Berry John F, DeBeer George Serena, Neese Frank
University of Wisconsin, 1101 University Ave., Madison, WI 53706, USA.
Phys Chem Chem Phys. 2008 Aug 14;10(30):4361-74. doi: 10.1039/b801803k. Epub 2008 Jun 2.
Recent advances in synthetic chemistry have led to the discovery of "superoxidized" iron centers with valencies Fe(v) and Fe(vi) [K. Meyer et al., J. Am. Chem. Soc., 1999, 121, 4859-4876; J. F. Berry et al., Science, 2006, 312, 1937-1941; F. T. de Oliveira et al., Science, 2007, 315, 835-838.]. Furthermore, in recent years a number of high-valent Fe(iv) species have been found as reaction intermediates in metalloenzymes and have also been characterized in model systems [C. Krebs et al., Acc. Chem. Res., 2007, 40, 484-492; L. Que, Jr, Acc. Chem. Res., 2007, 40, 493-500.]. These species are almost invariably stabilized by a highly basic ligand X(n-) which is either O(2-) or N(3-). The differences in structure and bonding between oxo- and nitrido species as a function of oxidation state and their consequences on the observable spectroscopic properties have never been carefully assessed. Hence, fundamental differences between high-valent iron complexes having either Fe=O or Fe=N multiple bonds have been probed computationally in this work in a series of hypothetical trans-FeO(NH(3))(4)OH (1-3) and trans-FeN(NH(3))(4)OH (4-6) complexes. All computational properties are permeated by the intrinsically more covalent character of the Fe=N multiple bond as compared to the Fe=O bond. This difference is likely due to differences in Z* between N and O that allow for better orbital overlap to occur in the case of the Fe=N multiple bond. Spin-state energetics were addressed using elaborate multireference ab initio computations that show that all species 1-6 have an intrinsic preference for the low-spin state, except in the case of 1 in which S=1 and S=2 states are very close in energy. In addition to Mössbauer parameters, g-tensors, zero-field splitting and iron hyperfine couplings, X-ray absorption Fe K pre-edge spectra have been simulated using time-dependent DFT methods for the first time for a series of compounds spanning the high-valent states +4, +5, and +6 for iron. A remarkably good correlation of these simulated pre-edge features with experimental data on isolated high-valent intermediates has been found, allowing us to assign the main pre-edge features to excitations into the empty Fe d(z(2)) orbital, which is able to mix with Fe 4p(z), allowing an efficient mechanism for the intensification of pre-edge features.

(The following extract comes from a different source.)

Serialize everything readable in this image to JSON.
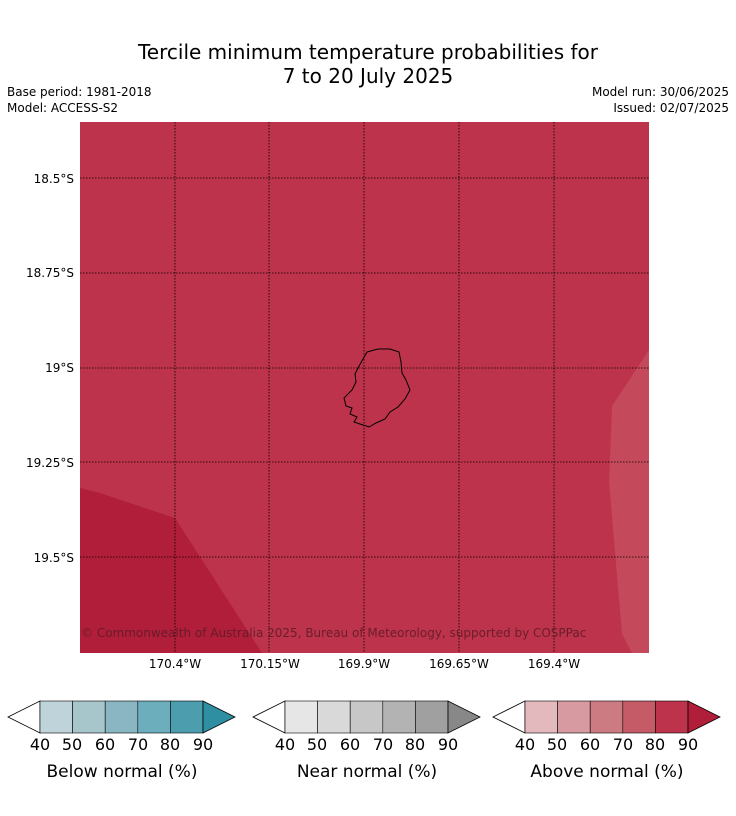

合成化学的最新进展促使人们发现了具有Fe(v)和Fe(vi)价态的“超氧化”铁中心[K. Meyer等人,《美国化学会志》,1999年,121卷,4859 - 4876页;J. F. Berry等人,《科学》,2006年,312卷,1937 - 1941页;F. T. de Oliveira等人,《科学》,2007年,315卷,835 - 838页]。此外,近年来人们发现一些高价Fe(iv)物种作为金属酶中的反应中间体,并且在模型体系中也得到了表征[C. Krebs等人,《化学研究述评》,2007年,40卷,484 - 492页;L. Que, Jr,《化学研究述评》,2007年,40卷,493 - 500页]。这些物种几乎总是由高碱性配体X(n - )稳定,该配体要么是O(2 - )要么是N(3 - )。作为氧化态函数的氧代和氮代物种在结构和键合上的差异及其对可观测光谱性质的影响从未得到仔细评估。因此,在这项工作中,通过计算对一系列假设的反式 - [FeO(NH₃)₄OH](+/2+/3 + ) (1 - 3)和反式 - [FeN(NH₃)₄OH](0/+/2 + ) (4 - 6)配合物中具有Fe = O或Fe = N多重键的高价铁配合物之间的基本差异进行了探究。与Fe = O键相比,Fe = N多重键本质上具有更强的共价性,这渗透在所有计算性质中。这种差异可能是由于N和O之间有效核电荷(Z*)的差异,使得在Fe = N多重键的情况下能够发生更好的轨道重叠。使用精细的多参考从头算计算来研究自旋态能量学,结果表明所有物种1 - 6都对低自旋态有内在偏好,除了1的情况,其中S = 1和S = 2态的能量非常接近。除了穆斯堡尔参数、g张量、零场分裂和铁超精细耦合外,首次使用含时密度泛函理论方法对一系列涵盖铁的 + 4、+ 5和 + 6高价态的化合物模拟了X射线吸收Fe K边前光谱。已发现这些模拟的边前特征与分离的高价中间体的实验数据具有非常好的相关性,这使我们能够将主要的边前特征归因于激发到空的Fe d(z²)轨道,该轨道能够与Fe 4p(z)混合,从而为边前特征的增强提供了一种有效机制。